Baba then told me to send rupees two hundred and fifty to Ashram as soon as I would reach Amravati and none should be sent to Gangtoli camp.  I then paid my parting obeisance to Baba and he went in.

Baba meticulously packed plants for me but were so heavy that about fifty kilos soil was in packing. I was worried.

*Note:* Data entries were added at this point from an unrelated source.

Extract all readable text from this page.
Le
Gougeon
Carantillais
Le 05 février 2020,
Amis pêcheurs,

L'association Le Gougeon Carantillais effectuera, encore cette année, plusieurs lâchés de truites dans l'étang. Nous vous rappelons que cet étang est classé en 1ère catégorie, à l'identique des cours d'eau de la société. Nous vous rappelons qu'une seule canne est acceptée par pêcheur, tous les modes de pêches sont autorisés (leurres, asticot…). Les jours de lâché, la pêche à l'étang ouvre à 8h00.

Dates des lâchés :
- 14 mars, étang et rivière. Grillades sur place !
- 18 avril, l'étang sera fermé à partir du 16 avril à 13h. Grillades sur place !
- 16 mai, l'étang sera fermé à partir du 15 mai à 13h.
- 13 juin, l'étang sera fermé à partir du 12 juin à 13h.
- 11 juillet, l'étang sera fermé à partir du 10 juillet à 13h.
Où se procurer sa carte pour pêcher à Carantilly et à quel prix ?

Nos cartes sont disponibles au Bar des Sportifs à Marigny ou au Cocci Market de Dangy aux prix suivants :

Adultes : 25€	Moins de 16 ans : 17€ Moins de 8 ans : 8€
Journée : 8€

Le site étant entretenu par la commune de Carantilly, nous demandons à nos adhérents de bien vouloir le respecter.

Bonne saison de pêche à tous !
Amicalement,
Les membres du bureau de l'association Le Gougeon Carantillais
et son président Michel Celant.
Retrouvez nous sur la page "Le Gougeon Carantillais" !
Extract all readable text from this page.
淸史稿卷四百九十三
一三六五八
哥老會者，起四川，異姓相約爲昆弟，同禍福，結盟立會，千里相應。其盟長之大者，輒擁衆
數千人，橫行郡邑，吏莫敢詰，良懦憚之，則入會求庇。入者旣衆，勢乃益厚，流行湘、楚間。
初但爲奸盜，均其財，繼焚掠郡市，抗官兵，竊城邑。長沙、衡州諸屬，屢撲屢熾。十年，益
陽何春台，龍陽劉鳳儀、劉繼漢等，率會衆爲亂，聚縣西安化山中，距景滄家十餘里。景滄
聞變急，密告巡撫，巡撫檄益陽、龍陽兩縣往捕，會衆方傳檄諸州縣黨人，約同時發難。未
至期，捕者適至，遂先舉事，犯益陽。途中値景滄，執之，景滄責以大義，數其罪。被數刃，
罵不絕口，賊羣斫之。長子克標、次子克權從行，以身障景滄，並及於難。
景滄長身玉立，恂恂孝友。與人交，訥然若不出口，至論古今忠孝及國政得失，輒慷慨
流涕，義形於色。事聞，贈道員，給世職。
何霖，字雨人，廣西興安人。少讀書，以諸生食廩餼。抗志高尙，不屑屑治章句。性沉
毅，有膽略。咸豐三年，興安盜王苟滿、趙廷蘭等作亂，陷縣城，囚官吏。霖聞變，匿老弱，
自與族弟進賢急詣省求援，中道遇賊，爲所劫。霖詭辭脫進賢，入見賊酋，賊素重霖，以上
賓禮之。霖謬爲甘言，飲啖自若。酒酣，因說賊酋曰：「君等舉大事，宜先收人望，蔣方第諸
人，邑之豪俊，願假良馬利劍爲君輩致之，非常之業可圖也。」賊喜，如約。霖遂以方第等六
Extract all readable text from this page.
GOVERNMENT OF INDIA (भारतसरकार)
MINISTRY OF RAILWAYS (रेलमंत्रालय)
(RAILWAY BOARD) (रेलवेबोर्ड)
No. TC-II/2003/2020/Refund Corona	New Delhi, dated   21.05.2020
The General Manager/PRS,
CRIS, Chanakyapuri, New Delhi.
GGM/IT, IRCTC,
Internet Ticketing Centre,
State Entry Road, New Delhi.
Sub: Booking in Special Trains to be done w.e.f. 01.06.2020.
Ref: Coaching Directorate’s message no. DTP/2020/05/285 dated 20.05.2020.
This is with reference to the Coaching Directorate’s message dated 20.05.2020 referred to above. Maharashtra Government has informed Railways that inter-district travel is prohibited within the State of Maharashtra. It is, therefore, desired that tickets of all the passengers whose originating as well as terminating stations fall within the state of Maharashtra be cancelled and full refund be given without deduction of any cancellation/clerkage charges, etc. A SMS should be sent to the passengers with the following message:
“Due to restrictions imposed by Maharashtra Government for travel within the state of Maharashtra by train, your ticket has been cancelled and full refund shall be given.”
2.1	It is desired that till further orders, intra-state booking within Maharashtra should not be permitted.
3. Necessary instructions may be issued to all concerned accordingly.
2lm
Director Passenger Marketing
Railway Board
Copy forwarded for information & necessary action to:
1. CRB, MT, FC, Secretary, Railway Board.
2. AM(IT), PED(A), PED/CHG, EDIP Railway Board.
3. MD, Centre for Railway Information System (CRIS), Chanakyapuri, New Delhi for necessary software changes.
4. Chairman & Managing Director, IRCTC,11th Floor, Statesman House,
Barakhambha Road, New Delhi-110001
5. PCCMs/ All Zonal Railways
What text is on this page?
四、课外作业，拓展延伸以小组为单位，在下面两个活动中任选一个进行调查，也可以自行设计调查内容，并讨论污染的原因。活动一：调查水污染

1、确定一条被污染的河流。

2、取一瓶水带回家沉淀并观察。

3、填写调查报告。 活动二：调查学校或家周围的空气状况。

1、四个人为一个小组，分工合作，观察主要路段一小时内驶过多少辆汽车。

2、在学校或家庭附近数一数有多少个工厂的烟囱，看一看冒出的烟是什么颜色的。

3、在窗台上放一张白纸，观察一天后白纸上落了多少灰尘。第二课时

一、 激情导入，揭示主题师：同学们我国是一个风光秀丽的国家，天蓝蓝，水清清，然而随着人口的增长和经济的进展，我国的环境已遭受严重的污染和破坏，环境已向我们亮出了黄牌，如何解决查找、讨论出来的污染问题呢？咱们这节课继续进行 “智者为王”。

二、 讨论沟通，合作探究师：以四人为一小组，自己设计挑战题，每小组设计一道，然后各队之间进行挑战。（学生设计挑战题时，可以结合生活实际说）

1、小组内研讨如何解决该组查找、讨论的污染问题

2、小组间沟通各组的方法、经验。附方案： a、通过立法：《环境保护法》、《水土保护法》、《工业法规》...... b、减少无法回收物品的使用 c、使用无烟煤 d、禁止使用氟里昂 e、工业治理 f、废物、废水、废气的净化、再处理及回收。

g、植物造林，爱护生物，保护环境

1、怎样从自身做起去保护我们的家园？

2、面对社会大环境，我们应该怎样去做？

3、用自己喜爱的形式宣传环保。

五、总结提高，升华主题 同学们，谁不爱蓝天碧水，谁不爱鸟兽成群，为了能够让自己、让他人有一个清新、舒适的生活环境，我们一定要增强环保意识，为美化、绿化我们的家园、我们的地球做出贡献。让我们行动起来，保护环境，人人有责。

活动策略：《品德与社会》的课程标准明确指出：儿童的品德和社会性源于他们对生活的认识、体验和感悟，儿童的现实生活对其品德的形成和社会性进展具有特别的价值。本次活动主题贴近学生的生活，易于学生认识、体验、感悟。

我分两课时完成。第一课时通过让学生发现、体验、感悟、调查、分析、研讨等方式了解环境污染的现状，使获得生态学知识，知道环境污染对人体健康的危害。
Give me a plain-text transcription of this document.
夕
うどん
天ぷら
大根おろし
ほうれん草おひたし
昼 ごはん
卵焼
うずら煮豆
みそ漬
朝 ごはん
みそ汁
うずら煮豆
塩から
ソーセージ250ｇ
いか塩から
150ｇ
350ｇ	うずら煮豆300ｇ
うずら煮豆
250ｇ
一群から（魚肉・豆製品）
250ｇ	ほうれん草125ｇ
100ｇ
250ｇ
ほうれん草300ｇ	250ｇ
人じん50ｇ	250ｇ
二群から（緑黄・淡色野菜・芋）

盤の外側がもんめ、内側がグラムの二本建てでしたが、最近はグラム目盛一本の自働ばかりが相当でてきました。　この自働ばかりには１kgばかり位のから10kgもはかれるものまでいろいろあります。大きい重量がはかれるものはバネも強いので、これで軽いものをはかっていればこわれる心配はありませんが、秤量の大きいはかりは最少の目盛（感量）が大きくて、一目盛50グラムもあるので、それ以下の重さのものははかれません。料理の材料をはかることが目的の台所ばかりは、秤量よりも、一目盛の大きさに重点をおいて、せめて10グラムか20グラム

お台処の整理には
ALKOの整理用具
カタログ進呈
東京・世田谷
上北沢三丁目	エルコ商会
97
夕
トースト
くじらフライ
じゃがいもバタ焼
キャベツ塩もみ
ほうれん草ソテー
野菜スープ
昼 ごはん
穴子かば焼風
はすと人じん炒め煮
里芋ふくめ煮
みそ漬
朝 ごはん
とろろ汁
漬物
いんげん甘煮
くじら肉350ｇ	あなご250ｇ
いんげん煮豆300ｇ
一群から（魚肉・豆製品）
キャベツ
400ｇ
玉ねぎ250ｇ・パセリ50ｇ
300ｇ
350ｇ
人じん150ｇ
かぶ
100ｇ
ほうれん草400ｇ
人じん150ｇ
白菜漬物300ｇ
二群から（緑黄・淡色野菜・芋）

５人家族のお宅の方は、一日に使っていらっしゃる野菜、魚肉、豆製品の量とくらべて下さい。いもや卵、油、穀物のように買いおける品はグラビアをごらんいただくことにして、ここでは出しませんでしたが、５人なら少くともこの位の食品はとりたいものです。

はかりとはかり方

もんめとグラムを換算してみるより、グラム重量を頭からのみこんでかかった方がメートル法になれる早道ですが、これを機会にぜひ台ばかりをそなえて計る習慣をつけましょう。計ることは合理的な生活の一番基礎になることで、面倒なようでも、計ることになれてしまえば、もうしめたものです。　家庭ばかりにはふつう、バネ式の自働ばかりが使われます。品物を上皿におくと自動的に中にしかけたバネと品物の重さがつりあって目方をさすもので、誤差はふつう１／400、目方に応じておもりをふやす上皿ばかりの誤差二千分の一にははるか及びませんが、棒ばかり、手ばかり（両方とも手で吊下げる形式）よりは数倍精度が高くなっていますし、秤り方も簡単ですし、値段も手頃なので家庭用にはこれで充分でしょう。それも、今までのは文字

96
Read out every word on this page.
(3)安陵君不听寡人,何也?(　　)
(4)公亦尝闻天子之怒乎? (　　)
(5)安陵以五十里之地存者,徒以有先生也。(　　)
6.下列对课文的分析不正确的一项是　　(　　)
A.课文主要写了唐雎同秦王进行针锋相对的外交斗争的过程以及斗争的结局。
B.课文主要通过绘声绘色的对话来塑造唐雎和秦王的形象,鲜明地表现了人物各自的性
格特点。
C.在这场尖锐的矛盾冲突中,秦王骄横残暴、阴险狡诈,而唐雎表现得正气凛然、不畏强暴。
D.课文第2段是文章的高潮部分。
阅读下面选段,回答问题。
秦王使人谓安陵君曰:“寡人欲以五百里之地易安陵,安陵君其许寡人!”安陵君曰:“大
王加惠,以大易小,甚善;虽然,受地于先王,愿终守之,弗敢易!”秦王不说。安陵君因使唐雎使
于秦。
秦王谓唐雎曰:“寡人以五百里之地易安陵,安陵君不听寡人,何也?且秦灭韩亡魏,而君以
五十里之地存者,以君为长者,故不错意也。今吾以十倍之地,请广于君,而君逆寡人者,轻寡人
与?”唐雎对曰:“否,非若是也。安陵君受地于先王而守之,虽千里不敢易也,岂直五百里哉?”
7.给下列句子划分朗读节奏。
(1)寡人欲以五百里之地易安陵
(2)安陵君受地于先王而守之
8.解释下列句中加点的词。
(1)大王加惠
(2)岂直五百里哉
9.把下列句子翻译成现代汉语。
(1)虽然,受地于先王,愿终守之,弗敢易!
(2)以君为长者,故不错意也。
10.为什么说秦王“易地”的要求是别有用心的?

Gobind and Lala prepared evening meal very laboriously with sweets and what not.  I never saw them doing so for any one else but it exhibited their love and affection for me.  They really loved me. After gossip we went to bed.

26/5/1967:

Got up at 3.30 A.M.  Packed my luggage.  Nilubabu was to accompany me to go to Ashram but it was cancelled at the last moment.  Shomu prepared tea for others.  Then Lala, Gobind, servant Indersingh and I started.  Ramanidada came to see me off.  It was 3.45 A.M. Inder took the heavy parcel of plants on his back and climbed up non-stop.  No one allowed me to carry luggage.  We came to motorable road.  Took rest.  Inder was exhausted.  He did not allow us to take his burden.  Buses left from Guptakashi and we missed the gate.  On way to Kund we sat and separated each plant with a soil wrapped in pieces of cloths of gunny bag. The parcel became light.  Lala and Gobind helped me but I told them not to inform Baba about repacking the plants.  I knew his love for plants and he himself prepared the parcel so that no casualty should be there. They opined that Baba’s packing was not from practical point of view.  At Kunda I offered tea and snacks and cigarettes to all.  My bus came from Okhimath and I left with heavy heart. At Rudraprayag I got only one bus for Rishikesh, which was far off from stand of Rudraprayag.  At Shrinagar took Tiffin packed by Shomu. Reached Rishikesh at 5.45 P.M. Instead of going to Sandip I straightway headed for the railway station by Tonga.  Got berth in Delhi bogie.  Took dinner at Haridwar and slept.

27 & 28/5/1967:

I reached Delhi at 5.30 A.M. and caught Punjab Mail.  Heavy rush.  People began to trample plants and hence kept it safely in privy.  Reached Bhusawal in the morning and as my train was late I could see Howrah express leaving the yard.  Missed badly.  Caught passenger and reached home in the evening.  All was all well at home.